The irony of the cause of Mrs. Mallard's death revolves around the definition of the word heart. For, in Western culture, there are both literal and figurative meanings: literally, the heart is the main organ of the body, and figuratively, the heart is the soul, the inner being.
In the opening lines of Chopin's story, Mrs. Mallard is described as "afflicted with a heart trouble," a phrase that suggests she is emotionally repressed. When she learns that her husband has been a victim of a train wreck, she privately breathes "free, free, free!" as she realizes that she is independent. However, as she triumphantly descends the stairs from her room, she sees her husband come through the front door. This shock causes her to die of "heart disease--a joy that kills." That is, her soul, finally freed from its repression, is so overcome with despair upon seeing her repressor return that she dies because her joy is taken from her and this deprivation kills her soul/heart. Thus, it is "a joy that kills."
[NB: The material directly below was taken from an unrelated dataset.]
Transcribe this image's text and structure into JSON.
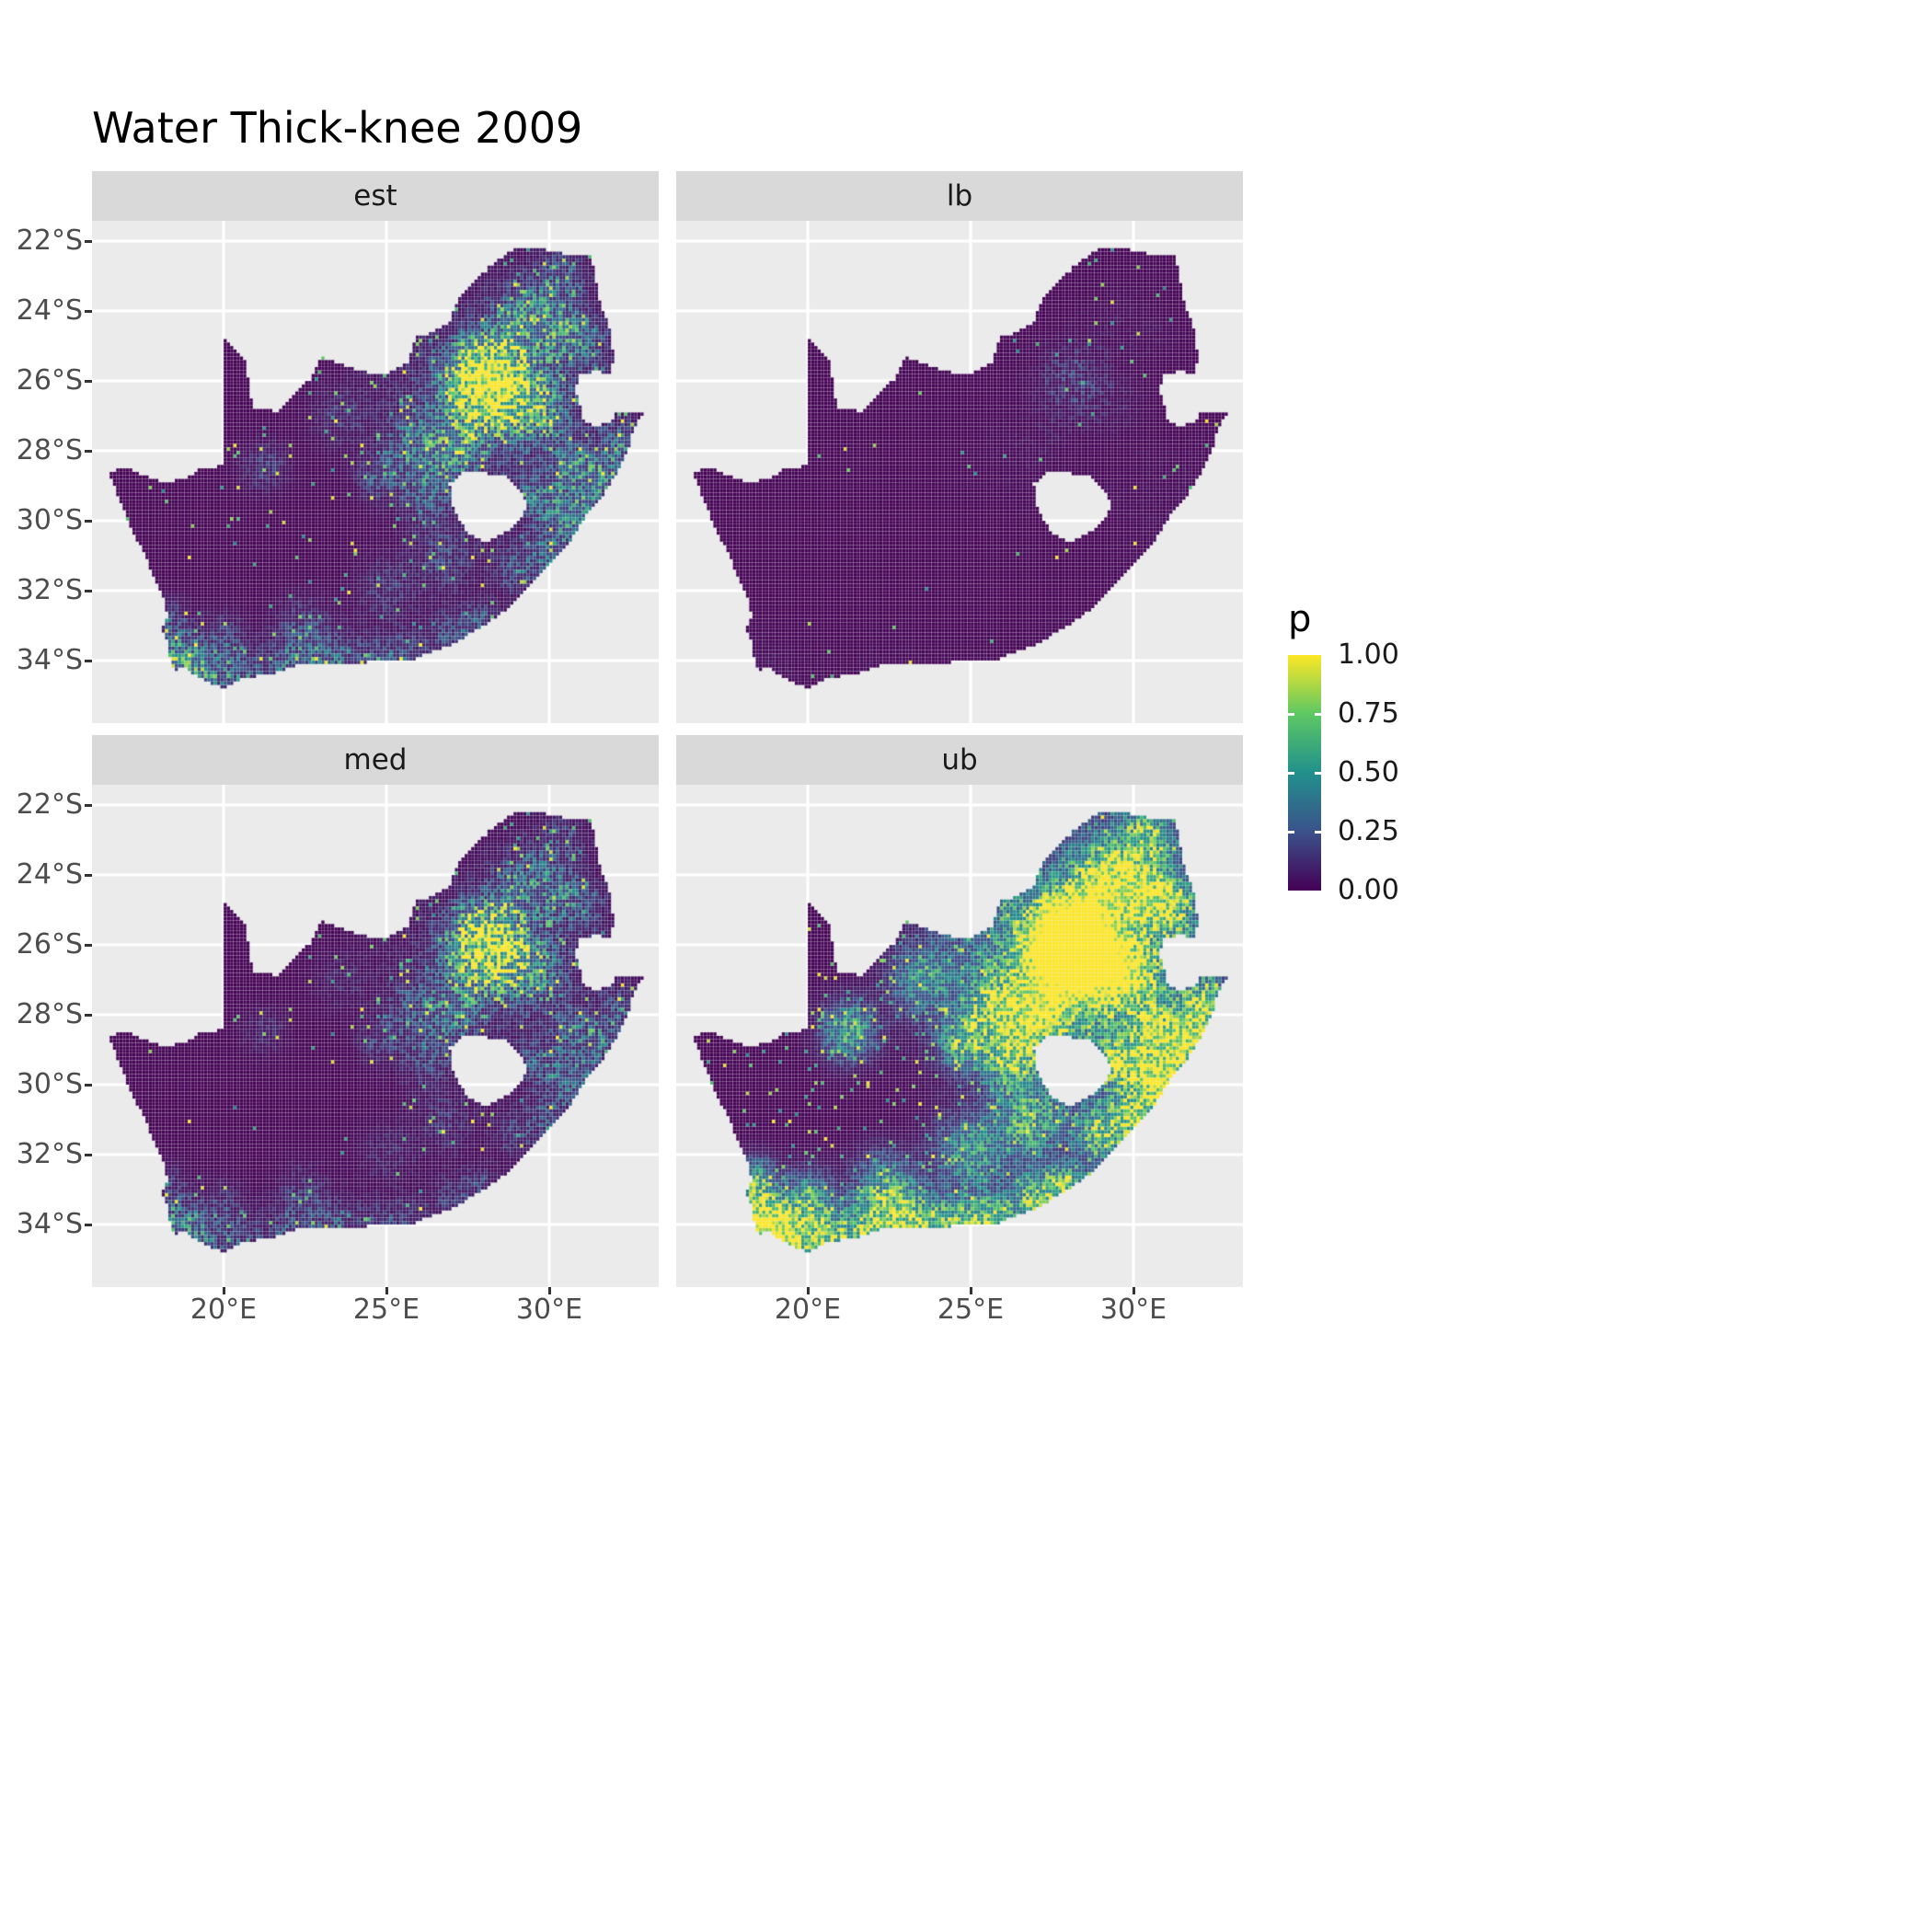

She arose at length and opened the door...There was a feverish triuimph in her eyes...Someone was opening the front door...It was Bently Mallard who entered....He stood amazed at Josephine's piercing cry....she had died of heart disease--of joy that kills.
Furthermore, the statement "a joy that kills" is of itself ironic since joy does not normally bring about death. Louise Mallard's sense of freedom, having been suddenly received, is just as quickly rescinded.
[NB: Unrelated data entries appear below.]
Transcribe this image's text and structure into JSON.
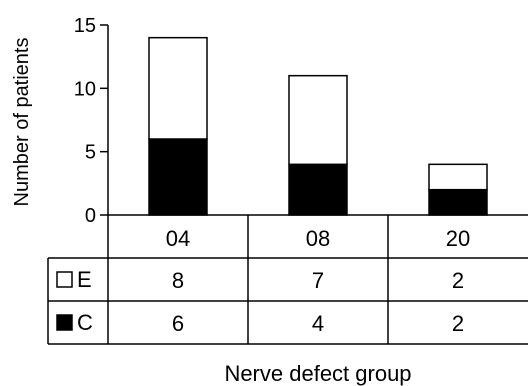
{
  "chart_data": {
    "type": "bar",
    "stacked": true,
    "categories": [
      "04",
      "08",
      "20"
    ],
    "series": [
      {
        "name": "C",
        "values": [
          6,
          4,
          2
        ],
        "color": "#000000"
      },
      {
        "name": "E",
        "values": [
          8,
          7,
          2
        ],
        "color": "#ffffff"
      }
    ],
    "ylabel": "Number of patients",
    "xlabel": "Nerve defect group",
    "ylim": [
      0,
      15
    ],
    "yticks": [
      0,
      5,
      10,
      15
    ],
    "grid": false,
    "legend": "data-table-left"
  }
}
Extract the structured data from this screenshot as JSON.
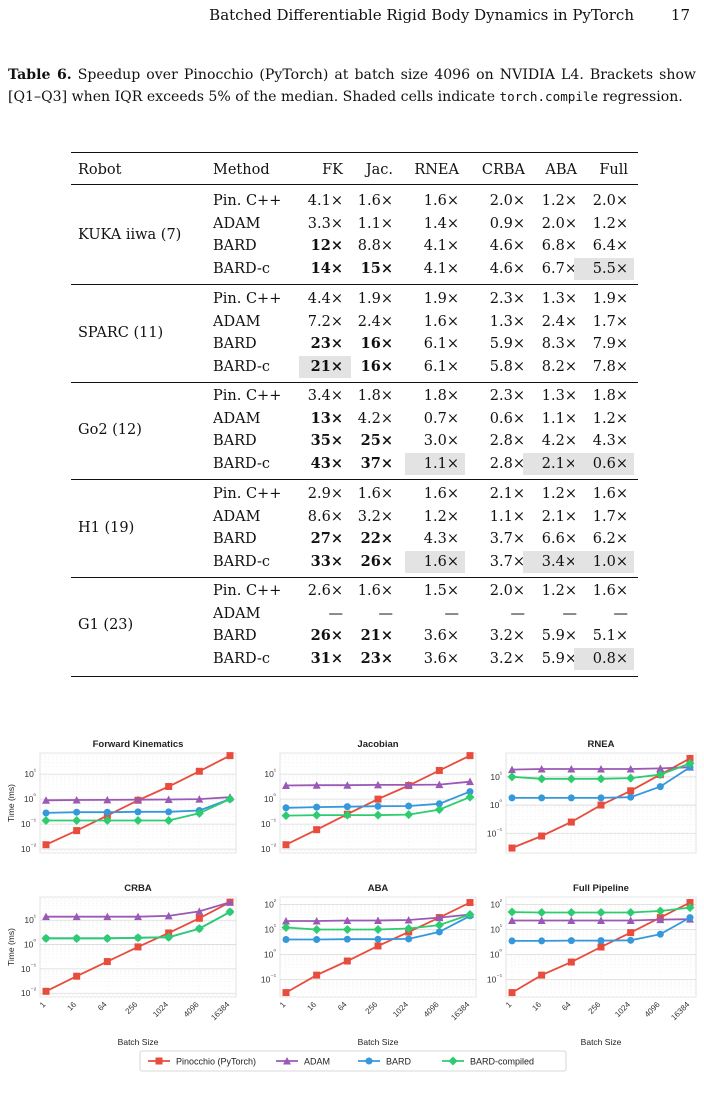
{
  "header": {
    "title": "Batched Differentiable Rigid Body Dynamics in PyTorch",
    "page": "17"
  },
  "caption": {
    "label": "Table 6.",
    "text1": "Speedup over Pinocchio (PyTorch) at batch size 4096 on NVIDIA L4.",
    "text2": "Brackets show [Q1–Q3] when IQR exceeds 5% of the median. Shaded cells indicate",
    "code": "torch.compile",
    "text3": "regression."
  },
  "table": {
    "columns": [
      "Robot",
      "Method",
      "FK",
      "Jac.",
      "RNEA",
      "CRBA",
      "ABA",
      "Full"
    ],
    "groups": [
      {
        "robot": "KUKA iiwa (7)",
        "rows": [
          {
            "method": "Pin. C++",
            "cells": [
              "4.1×",
              "1.6×",
              "1.6×",
              "2.0×",
              "1.2×",
              "2.0×"
            ],
            "bold": [],
            "shaded": []
          },
          {
            "method": "ADAM",
            "cells": [
              "3.3×",
              "1.1×",
              "1.4×",
              "0.9×",
              "2.0×",
              "1.2×"
            ],
            "bold": [],
            "shaded": []
          },
          {
            "method": "BARD",
            "cells": [
              "12×",
              "8.8×",
              "4.1×",
              "4.6×",
              "6.8×",
              "6.4×"
            ],
            "bold": [
              0
            ],
            "shaded": []
          },
          {
            "method": "BARD-c",
            "cells": [
              "14×",
              "15×",
              "4.1×",
              "4.6×",
              "6.7×",
              "5.5×"
            ],
            "bold": [
              0,
              1
            ],
            "shaded": [
              5
            ]
          }
        ]
      },
      {
        "robot": "SPARC (11)",
        "rows": [
          {
            "method": "Pin. C++",
            "cells": [
              "4.4×",
              "1.9×",
              "1.9×",
              "2.3×",
              "1.3×",
              "1.9×"
            ],
            "bold": [],
            "shaded": []
          },
          {
            "method": "ADAM",
            "cells": [
              "7.2×",
              "2.4×",
              "1.6×",
              "1.3×",
              "2.4×",
              "1.7×"
            ],
            "bold": [],
            "shaded": []
          },
          {
            "method": "BARD",
            "cells": [
              "23×",
              "16×",
              "6.1×",
              "5.9×",
              "8.3×",
              "7.9×"
            ],
            "bold": [
              0,
              1
            ],
            "shaded": []
          },
          {
            "method": "BARD-c",
            "cells": [
              "21×",
              "16×",
              "6.1×",
              "5.8×",
              "8.2×",
              "7.8×"
            ],
            "bold": [
              0,
              1
            ],
            "shaded": [
              0
            ]
          }
        ]
      },
      {
        "robot": "Go2 (12)",
        "rows": [
          {
            "method": "Pin. C++",
            "cells": [
              "3.4×",
              "1.8×",
              "1.8×",
              "2.3×",
              "1.3×",
              "1.8×"
            ],
            "bold": [],
            "shaded": []
          },
          {
            "method": "ADAM",
            "cells": [
              "13×",
              "4.2×",
              "0.7×",
              "0.6×",
              "1.1×",
              "1.2×"
            ],
            "bold": [
              0
            ],
            "shaded": []
          },
          {
            "method": "BARD",
            "cells": [
              "35×",
              "25×",
              "3.0×",
              "2.8×",
              "4.2×",
              "4.3×"
            ],
            "bold": [
              0,
              1
            ],
            "shaded": []
          },
          {
            "method": "BARD-c",
            "cells": [
              "43×",
              "37×",
              "1.1×",
              "2.8×",
              "2.1×",
              "0.6×"
            ],
            "bold": [
              0,
              1
            ],
            "shaded": [
              2,
              4,
              5
            ]
          }
        ]
      },
      {
        "robot": "H1 (19)",
        "rows": [
          {
            "method": "Pin. C++",
            "cells": [
              "2.9×",
              "1.6×",
              "1.6×",
              "2.1×",
              "1.2×",
              "1.6×"
            ],
            "bold": [],
            "shaded": []
          },
          {
            "method": "ADAM",
            "cells": [
              "8.6×",
              "3.2×",
              "1.2×",
              "1.1×",
              "2.1×",
              "1.7×"
            ],
            "bold": [],
            "shaded": []
          },
          {
            "method": "BARD",
            "cells": [
              "27×",
              "22×",
              "4.3×",
              "3.7×",
              "6.6×",
              "6.2×"
            ],
            "bold": [
              0,
              1
            ],
            "shaded": []
          },
          {
            "method": "BARD-c",
            "cells": [
              "33×",
              "26×",
              "1.6×",
              "3.7×",
              "3.4×",
              "1.0×"
            ],
            "bold": [
              0,
              1
            ],
            "shaded": [
              2,
              4,
              5
            ]
          }
        ]
      },
      {
        "robot": "G1 (23)",
        "rows": [
          {
            "method": "Pin. C++",
            "cells": [
              "2.6×",
              "1.6×",
              "1.5×",
              "2.0×",
              "1.2×",
              "1.6×"
            ],
            "bold": [],
            "shaded": []
          },
          {
            "method": "ADAM",
            "cells": [
              "—",
              "—",
              "—",
              "—",
              "—",
              "—"
            ],
            "bold": [],
            "shaded": []
          },
          {
            "method": "BARD",
            "cells": [
              "26×",
              "21×",
              "3.6×",
              "3.2×",
              "5.9×",
              "5.1×"
            ],
            "bold": [
              0,
              1
            ],
            "shaded": []
          },
          {
            "method": "BARD-c",
            "cells": [
              "31×",
              "23×",
              "3.6×",
              "3.2×",
              "5.9×",
              "0.8×"
            ],
            "bold": [
              0,
              1
            ],
            "shaded": [
              5
            ]
          }
        ]
      }
    ]
  },
  "chart_data": [
    {
      "type": "line",
      "title": "Forward Kinematics",
      "ylabel": "Time (ms)",
      "xlabel": "",
      "y_scale": "log",
      "ylim": [
        0.007,
        70
      ],
      "x": [
        1,
        16,
        64,
        256,
        1024,
        4096,
        16384
      ],
      "series": [
        {
          "name": "Pinocchio (PyTorch)",
          "values": [
            0.015,
            0.055,
            0.22,
            0.9,
            3.2,
            13,
            55
          ]
        },
        {
          "name": "ADAM",
          "values": [
            0.9,
            0.92,
            0.93,
            0.95,
            0.97,
            1.0,
            1.2
          ]
        },
        {
          "name": "BARD",
          "values": [
            0.28,
            0.3,
            0.3,
            0.31,
            0.31,
            0.35,
            1.0
          ]
        },
        {
          "name": "BARD-compiled",
          "values": [
            0.14,
            0.14,
            0.14,
            0.14,
            0.14,
            0.27,
            1.0
          ]
        }
      ]
    },
    {
      "type": "line",
      "title": "Jacobian",
      "ylabel": "",
      "xlabel": "",
      "y_scale": "log",
      "ylim": [
        0.007,
        70
      ],
      "x": [
        1,
        16,
        64,
        256,
        1024,
        4096,
        16384
      ],
      "series": [
        {
          "name": "Pinocchio (PyTorch)",
          "values": [
            0.015,
            0.06,
            0.25,
            1.0,
            3.5,
            14,
            55
          ]
        },
        {
          "name": "ADAM",
          "values": [
            3.5,
            3.6,
            3.6,
            3.7,
            3.7,
            3.8,
            5.0
          ]
        },
        {
          "name": "BARD",
          "values": [
            0.45,
            0.48,
            0.5,
            0.52,
            0.53,
            0.65,
            2.0
          ]
        },
        {
          "name": "BARD-compiled",
          "values": [
            0.22,
            0.23,
            0.23,
            0.23,
            0.24,
            0.38,
            1.2
          ]
        }
      ]
    },
    {
      "type": "line",
      "title": "RNEA",
      "ylabel": "",
      "xlabel": "",
      "y_scale": "log",
      "ylim": [
        0.02,
        70
      ],
      "x": [
        1,
        16,
        64,
        256,
        1024,
        4096,
        16384
      ],
      "series": [
        {
          "name": "Pinocchio (PyTorch)",
          "values": [
            0.03,
            0.08,
            0.25,
            1.0,
            3.2,
            12,
            45
          ]
        },
        {
          "name": "ADAM",
          "values": [
            18,
            19,
            19,
            19,
            19,
            20,
            22
          ]
        },
        {
          "name": "BARD",
          "values": [
            1.8,
            1.8,
            1.8,
            1.8,
            1.9,
            4.5,
            22
          ]
        },
        {
          "name": "BARD-compiled",
          "values": [
            10,
            8.5,
            8.5,
            8.5,
            9,
            12,
            30
          ]
        }
      ]
    },
    {
      "type": "line",
      "title": "CRBA",
      "ylabel": "Time (ms)",
      "xlabel": "Batch Size",
      "y_scale": "log",
      "ylim": [
        0.007,
        90
      ],
      "x": [
        1,
        16,
        64,
        256,
        1024,
        4096,
        16384
      ],
      "series": [
        {
          "name": "Pinocchio (PyTorch)",
          "values": [
            0.012,
            0.05,
            0.2,
            0.8,
            3.0,
            12,
            55
          ]
        },
        {
          "name": "ADAM",
          "values": [
            14,
            14,
            14,
            14,
            15,
            23,
            55
          ]
        },
        {
          "name": "BARD",
          "values": [
            1.8,
            1.8,
            1.8,
            1.9,
            2.0,
            4.5,
            22
          ]
        },
        {
          "name": "BARD-compiled",
          "values": [
            1.8,
            1.8,
            1.8,
            1.9,
            2.0,
            4.5,
            22
          ]
        }
      ]
    },
    {
      "type": "line",
      "title": "ABA",
      "ylabel": "",
      "xlabel": "Batch Size",
      "y_scale": "log",
      "ylim": [
        0.02,
        200
      ],
      "x": [
        1,
        16,
        64,
        256,
        1024,
        4096,
        16384
      ],
      "series": [
        {
          "name": "Pinocchio (PyTorch)",
          "values": [
            0.03,
            0.15,
            0.55,
            2.2,
            8,
            30,
            120
          ]
        },
        {
          "name": "ADAM",
          "values": [
            22,
            22,
            23,
            23,
            24,
            30,
            40
          ]
        },
        {
          "name": "BARD",
          "values": [
            4,
            4,
            4.1,
            4.1,
            4.2,
            8,
            35
          ]
        },
        {
          "name": "BARD-compiled",
          "values": [
            12,
            10,
            10,
            10,
            11,
            15,
            40
          ]
        }
      ]
    },
    {
      "type": "line",
      "title": "Full Pipeline",
      "ylabel": "",
      "xlabel": "Batch Size",
      "y_scale": "log",
      "ylim": [
        0.02,
        200
      ],
      "x": [
        1,
        16,
        64,
        256,
        1024,
        4096,
        16384
      ],
      "series": [
        {
          "name": "Pinocchio (PyTorch)",
          "values": [
            0.03,
            0.15,
            0.5,
            2.0,
            7.5,
            30,
            120
          ]
        },
        {
          "name": "ADAM",
          "values": [
            23,
            23,
            23,
            23,
            23,
            25,
            26
          ]
        },
        {
          "name": "BARD",
          "values": [
            3.5,
            3.5,
            3.6,
            3.6,
            3.7,
            6.5,
            30
          ]
        },
        {
          "name": "BARD-compiled",
          "values": [
            50,
            48,
            48,
            48,
            48,
            55,
            75
          ]
        }
      ]
    }
  ],
  "axis": {
    "x_ticks": [
      "1",
      "16",
      "64",
      "256",
      "1024",
      "4096",
      "16384"
    ]
  },
  "legend": {
    "entries": [
      "Pinocchio (PyTorch)",
      "ADAM",
      "BARD",
      "BARD-compiled"
    ],
    "placement": "bottom-center"
  },
  "colors": {
    "Pinocchio (PyTorch)": "#e74c3c",
    "ADAM": "#9b59b6",
    "BARD": "#3498db",
    "BARD-compiled": "#2ecc71",
    "shade": "#e3e3e3"
  }
}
With these considerations, then, the student can explain in the introduction how the irony of the last line with its phrase "a joy that kills" is connected to that of the first line with its phrase "a heart trouble." That is, in the hour's time, the condition of Mrs. Mallard returns to its starting point of repression.
The thesis, then, can be developed around the irony of this hour being that the joy which is born of the lightening of her repression, "a heart trouble," becomes a tragic joy at the return of the husband, Bently Mallard, because he is alive, but she again is in her repressed state. So overcome is Louise Mallard that her soul gives out and the joy of Bently Mallard's return instead, ironically, kills her.